Planeta Educação

Aprender com as Diferenças

Marcela Cálamo Vaz Silva Paraplégica desde os seis anos, cadeirante, mãe de dois meninos, escritora (ainda acho estranho me definir assim), mantenho um Blog e sou co-autora do livro infantil “Rodas, pra que te quero”, baseado em minha infância. Blog: www.tchela.blogspot.com

Uma Dose de Boa Vontade
Marcela Cálamo Vaz Silva

Antes da paraplegia, entre os cinco e os seis anos, eu já freqüentava a pré-escola, mas, o período de internação e reabilitação me deixaram fora da escola dos seis aos 9 anos.

Fui alfabetizada em casa por minha mãe. Retomei meus estudos, na AACD, pulando a primeira série e indo direto para a segunda. 
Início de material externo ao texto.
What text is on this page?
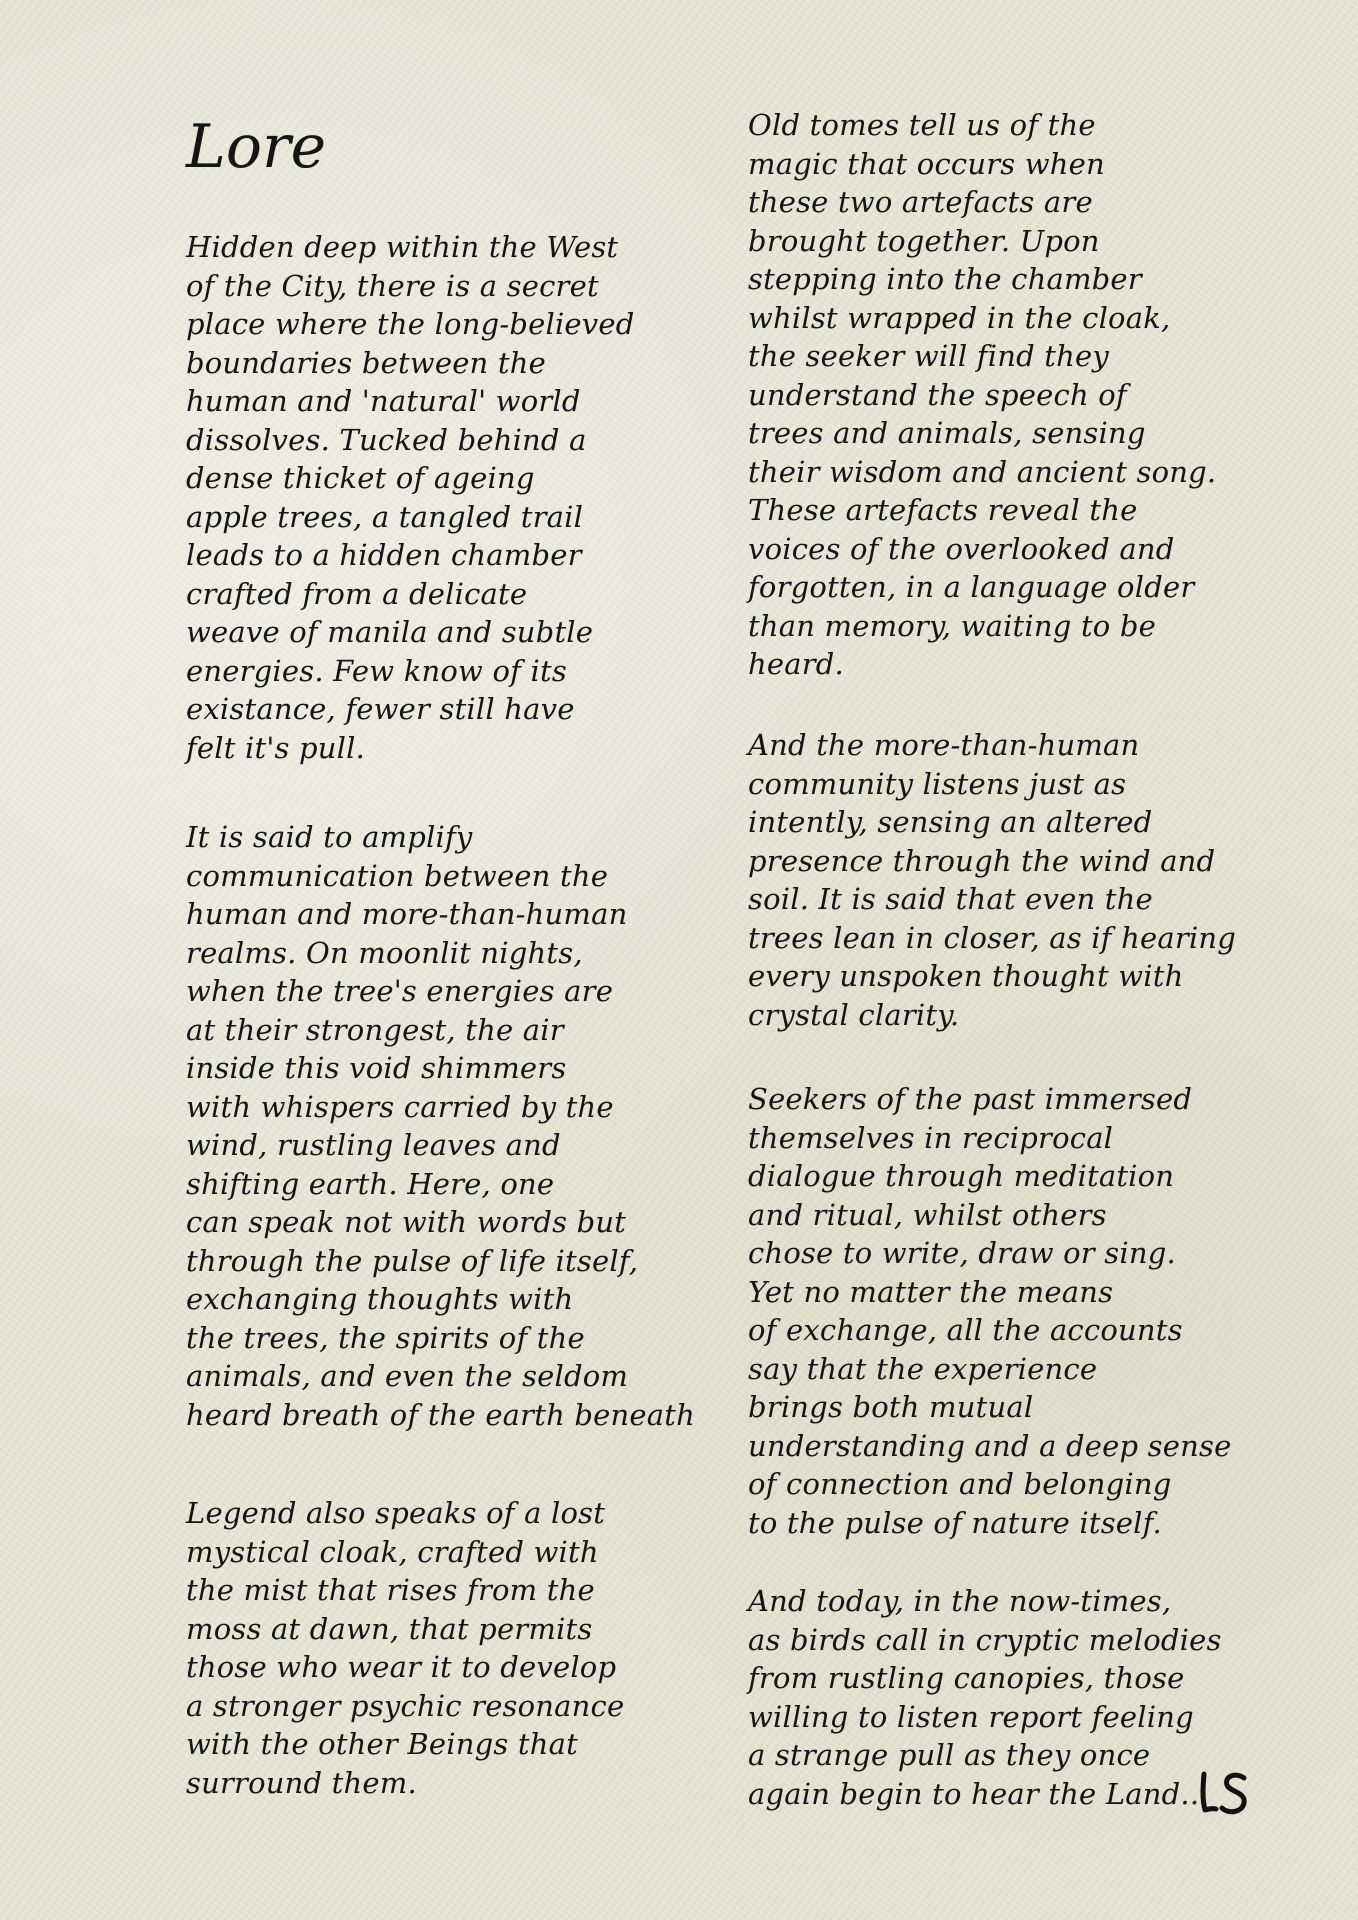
Lore

Hidden deep within the West
of the City, there is a secret
place where the long-believed
boundaries between the
human and 'natural' world
dissolves. Tucked behind a
dense thicket of ageing
apple trees, a tangled trail
leads to a hidden chamber
crafted from a delicate
weave of manila and subtle
energies. Few know of its
existance, fewer still have
felt it's pull.

It is said to amplify
communication between the
human and more-than-human
realms. On moonlit nights,
when the tree's energies are
at their strongest, the air
inside this void shimmers
with whispers carried by the
wind, rustling leaves and
shifting earth. Here, one
can speak not with words but
through the pulse of life itself,
exchanging thoughts with
the trees, the spirits of the
animals, and even the seldom
heard breath of the earth beneath

Legend also speaks of a lost
mystical cloak, crafted with
the mist that rises from the
moss at dawn, that permits
those who wear it to develop
a stronger psychic resonance
with the other Beings that
surround them.

Old tomes tell us of the
magic that occurs when
these two artefacts are
brought together. Upon
stepping into the chamber
whilst wrapped in the cloak,
the seeker will find they
understand the speech of
trees and animals, sensing
their wisdom and ancient song.
These artefacts reveal the
voices of the overlooked and
forgotten, in a language older
than memory, waiting to be
heard.

And the more-than-human
community listens just as
intently, sensing an altered
presence through the wind and
soil. It is said that even the
trees lean in closer, as if hearing
every unspoken thought with
crystal clarity.

Seekers of the past immersed
themselves in reciprocal
dialogue through meditation
and ritual, whilst others
chose to write, draw or sing.
Yet no matter the means
of exchange, all the accounts
say that the experience
brings both mutual
understanding and a deep sense
of connection and belonging
to the pulse of nature itself.

And today, in the now-times,
as birds call in cryptic melodies
from rustling canopies, those
willing to listen report feeling
a strange pull as they once
again begin to hear the Land...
Por lá fiquei até o término da terceira série e aprendi que minha deficiência não me fazia diferente de outras crianças, mas exigia de mim dedicação e esforço para me tornar independente. 

Daí em diante, fui para a vida, junto a alunos comuns em escolas comuns e isso foi extremamente importante para mim.

Eu estava empolgada para ir para a mesma escola em que meus irmãos estudavam, sem precisar mais ficar quase o dia todo fora de casa.

Em minha primeira escola, depois da AACD, fiquei apenas dois meses. 

A escola era recém construída e toda cheia de rampas, mas não me sentia bem por lá, pois minha cadeira era vista como brinquedo por algumas crianças que gostavam de descer as rampas me empurrando bem rápido. 

No começo era até divertido, afinal, queria fazer amigos, mas depois cansei de ser brinquedo e não quis mais brincar. 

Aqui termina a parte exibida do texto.